Страница 28 из 39
Словене между тем понемногу заселяли Македонию. Они захватили и отчасти разрушили полупустой после мора укрепленный город Лихнид в пограничье Македонии Второй и Нового Эпира. На его месте возникло сдавянское поселение, позже известное как Охрид и ставшее важнейшим центром расселения в этих землях[343]. Большая часть словен, однако, не стремилась остаться в опустошенной войной и мором Македонии. Новые, более богатые земли они рассчитывали найти дальше на юг.
С наступлением весны большая часть авар и болгар ушла из Македонии на север. Там, в Скифии и Нижней Мезии, их каган вел кровопролитную и опасную войну с ромейскими полководцами и явно нуждался во всех наличных силах. Роль авар в дальнейших событиях на юге была невелика, даже если какое-то малое число кочевников и осталось со словенами[344]. Словене, может, и действовали формально под предводительством и в интересах кагана, захватывая ромейские провинции как будто для него. Но реально они руководствовались только своими интересами — поиском новых земель для оседания.
Кагану, чьи дела во Фракии шли не лучшим образом, многотысячное словенское войско пригодилось бы скорее там. Завоевание брошенных Империей на произвол судьбы южных провинций ничего не давало для большой войны. В Константинополе его, по большому счету, не заметили, и в общегосударственных хрониках сведений о событиях почти нет. Но после поражения у Фессалоники каган утратил реальную власть над словенами. Собрать их в единое войско и установить хотя бы подобие единоначалия теперь уже не было никакой возможности.
Словене, так и не сплотившись вновь в единую рать, вторглись в греческие земли широким фронтом — через Фессалию и Старый Эпир. Серьезного сопротивления они, судя по всему, не встречали — основная часть вооруженных сил Империи на Балканах сражалась с каганом во Фракии. Повсюду на своем пути словене разрушали или захватывали города и другие греческие поселения, изгоняя жителей. Опустошив «всю Фессалию», словене вторглись в среднегреческие земли. Упоминается о захвате города Аиния на берегу Сароникского залива. Словене разорили Аттику. Именно тогда были взяты и частично разрушены Афины — хотя в этом древнем городе словене не задержались. Из Аттики или Фессалии они переправились на остров Эвбея и прошли по нему с войной. Из горного Эпира (пострадавшего сравнительно мало) завоеватели прорвались к северному берегу Патрского и Коринфского заливов — в так называемую Локриду — и разорили ее[345].

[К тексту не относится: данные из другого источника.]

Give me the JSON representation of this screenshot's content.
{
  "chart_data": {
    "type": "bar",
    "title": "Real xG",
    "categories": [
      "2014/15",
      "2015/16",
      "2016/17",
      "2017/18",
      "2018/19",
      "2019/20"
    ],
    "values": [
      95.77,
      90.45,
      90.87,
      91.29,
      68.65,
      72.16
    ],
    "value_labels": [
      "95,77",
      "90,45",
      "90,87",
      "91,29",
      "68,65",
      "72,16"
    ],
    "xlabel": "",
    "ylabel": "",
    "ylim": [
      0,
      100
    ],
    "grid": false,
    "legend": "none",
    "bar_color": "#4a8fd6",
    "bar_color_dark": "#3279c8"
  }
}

Словене повсеместно оседали на «захваченных» землях. Но основная их масса стремилась дальше на юг. Миновав Истм (в Коринфе все еще стоял аваро-словенский гарнизон), словене вторглись на Пелопоннес (осень 587 или уже весна 588 г.[346]). Их появление вызвало панику в эллинских городах, жители которых готовились к бегству с момента падения Коринфа. В числе первых словене захватили Аргос, чьи жители бежали на остров Орови в Арголидском (Навплийском) заливе[347]. На западе крайней точкой, которой они достигли, двигаясь вдоль южного берега Коринфского залива, стала важная ромейская крепость Патры. Жители ее были «изгнаны, точнее, выселены народом славян» и перебрались в Южную Италию, в Регий[348].

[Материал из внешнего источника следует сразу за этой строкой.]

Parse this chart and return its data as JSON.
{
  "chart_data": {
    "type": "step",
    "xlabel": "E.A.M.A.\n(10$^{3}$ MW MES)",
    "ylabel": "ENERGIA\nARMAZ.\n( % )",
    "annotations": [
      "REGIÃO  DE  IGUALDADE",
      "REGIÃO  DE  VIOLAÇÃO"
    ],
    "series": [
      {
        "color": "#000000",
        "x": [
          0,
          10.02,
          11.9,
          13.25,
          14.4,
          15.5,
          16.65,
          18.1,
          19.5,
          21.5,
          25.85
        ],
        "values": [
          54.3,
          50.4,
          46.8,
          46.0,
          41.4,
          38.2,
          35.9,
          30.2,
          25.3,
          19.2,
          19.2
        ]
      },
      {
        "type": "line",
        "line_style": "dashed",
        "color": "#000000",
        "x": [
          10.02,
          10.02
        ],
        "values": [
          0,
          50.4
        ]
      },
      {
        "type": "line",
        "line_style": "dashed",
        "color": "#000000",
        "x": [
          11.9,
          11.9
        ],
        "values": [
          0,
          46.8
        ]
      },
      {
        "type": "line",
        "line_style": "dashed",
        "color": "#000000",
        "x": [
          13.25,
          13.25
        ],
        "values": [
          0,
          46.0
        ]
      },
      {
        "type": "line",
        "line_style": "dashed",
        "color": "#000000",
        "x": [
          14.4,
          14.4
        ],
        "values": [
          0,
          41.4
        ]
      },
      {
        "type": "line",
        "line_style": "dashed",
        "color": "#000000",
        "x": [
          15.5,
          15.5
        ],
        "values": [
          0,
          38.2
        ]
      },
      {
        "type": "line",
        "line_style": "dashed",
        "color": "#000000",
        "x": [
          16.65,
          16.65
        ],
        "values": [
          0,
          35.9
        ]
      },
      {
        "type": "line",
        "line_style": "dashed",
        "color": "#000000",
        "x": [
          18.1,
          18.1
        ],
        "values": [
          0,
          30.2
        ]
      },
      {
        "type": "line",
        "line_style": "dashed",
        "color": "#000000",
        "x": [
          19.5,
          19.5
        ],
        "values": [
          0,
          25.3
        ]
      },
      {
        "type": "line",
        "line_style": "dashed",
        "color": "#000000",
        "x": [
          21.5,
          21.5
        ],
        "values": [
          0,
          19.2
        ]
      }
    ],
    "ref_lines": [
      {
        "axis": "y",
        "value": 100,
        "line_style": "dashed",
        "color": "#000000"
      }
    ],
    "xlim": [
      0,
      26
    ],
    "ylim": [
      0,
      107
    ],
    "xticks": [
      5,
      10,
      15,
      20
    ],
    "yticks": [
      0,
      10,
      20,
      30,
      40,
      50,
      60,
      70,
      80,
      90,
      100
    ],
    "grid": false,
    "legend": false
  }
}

Нашествие захватило Восточный и Центральный Пелопоннес, причем преимущественному разорению подверглись приморские районы. Основная масса словен двигалась вдоль побережья. Когда нашествие приблизилось к Спарте, епископ и многие жители города бежали в Монемвасию. Эта неприступная крепость, подобно некоторым другим горным твердыням, устояла, тогда как сама Спарта была захвачена. Уцелевшие жители отплыли на Сицилию, где поселились в городе Деменна[349]. Завладев, по сути, большей частью полуострова, словене расселились на нем. Дальше идти было некуда — на юге простиралось море. Не исключено, что словене восприняли Пелопоннес как «последнюю» землю. Впрочем, места на полуострове хватало — словене оставили нетронутым его запад, удовольствовавшись завоеванным.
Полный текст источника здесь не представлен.